Whether you prefer reading, podcast listening or watching instructional YouTube videos, the key is to avail yourself of resources that will help you understand people, interact well with them and better relate to them, all while being a more likable person yourself.
Jere’s one more important thing. As you become a serious student of human engineering, an unexpected and surprising truth might surface. It might become clear that in many cases YOU are the difficult person in the relationship!
Think about it. We all know the person who constantly job hops or church hops. It seems he is always in search of the perfect company or the perfect church family and is disillusioned when he consistently find neither. As painful as it might be, a trip to the mirror of self-examination is probably what this always-on-the-move person needs most. He desperately needs a personal growth plan.
Learn from someone you know who has a long track record of stability both in a career and as part of a church. Ask if you can buy him or her lunch, then grab a pen and paper and begin asking questions. It is my belief that long-term success in a single organization is usually more about the people skills of the person who sticks around than it is about having found the perfect organization to be a part of.

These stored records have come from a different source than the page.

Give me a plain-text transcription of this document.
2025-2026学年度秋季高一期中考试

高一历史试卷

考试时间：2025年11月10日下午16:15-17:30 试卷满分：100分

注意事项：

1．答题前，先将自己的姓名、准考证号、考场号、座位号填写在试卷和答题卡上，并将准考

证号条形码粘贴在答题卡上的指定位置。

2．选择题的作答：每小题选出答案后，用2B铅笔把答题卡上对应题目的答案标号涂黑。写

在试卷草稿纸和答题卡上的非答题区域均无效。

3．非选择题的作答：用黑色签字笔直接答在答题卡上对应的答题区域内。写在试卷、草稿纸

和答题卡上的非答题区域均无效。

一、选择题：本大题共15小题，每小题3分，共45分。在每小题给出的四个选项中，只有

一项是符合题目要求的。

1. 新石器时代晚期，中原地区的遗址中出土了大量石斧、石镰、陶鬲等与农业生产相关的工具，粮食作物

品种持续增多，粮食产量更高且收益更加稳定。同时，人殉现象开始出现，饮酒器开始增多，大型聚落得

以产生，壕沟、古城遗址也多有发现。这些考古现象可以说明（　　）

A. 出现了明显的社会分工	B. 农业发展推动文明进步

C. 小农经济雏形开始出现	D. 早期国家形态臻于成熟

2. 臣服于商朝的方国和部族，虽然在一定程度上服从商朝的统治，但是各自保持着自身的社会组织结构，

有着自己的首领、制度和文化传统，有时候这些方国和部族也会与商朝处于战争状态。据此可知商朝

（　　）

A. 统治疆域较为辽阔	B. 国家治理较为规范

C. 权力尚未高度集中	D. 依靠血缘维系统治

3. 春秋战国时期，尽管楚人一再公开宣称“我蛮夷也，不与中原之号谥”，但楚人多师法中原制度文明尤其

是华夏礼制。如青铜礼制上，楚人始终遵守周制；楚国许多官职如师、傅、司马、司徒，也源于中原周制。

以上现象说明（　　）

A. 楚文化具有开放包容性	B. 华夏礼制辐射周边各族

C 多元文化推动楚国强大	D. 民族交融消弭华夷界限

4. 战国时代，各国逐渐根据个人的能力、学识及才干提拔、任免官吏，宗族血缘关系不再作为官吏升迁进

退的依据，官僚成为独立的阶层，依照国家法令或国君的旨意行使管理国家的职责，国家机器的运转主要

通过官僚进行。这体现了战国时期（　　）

Finally, be sure to have some people in your life who have your permission to keep your mirror clean. We all have blind spots, and we all need people who will help us see them with no agenda other than wanting what’s best for us. If you haven’t given anyone in your circle permission to mess around in your business, you really should do so sooner rather than later.
Are there always going to be some difficult people to deal with? Absolutely! The good news is that as you develop and strengthen your people skills, all your relationships with people will improve.
Philip Goad has been serving as the minister at North Highlands Church of Christ in Russellville since March 2020.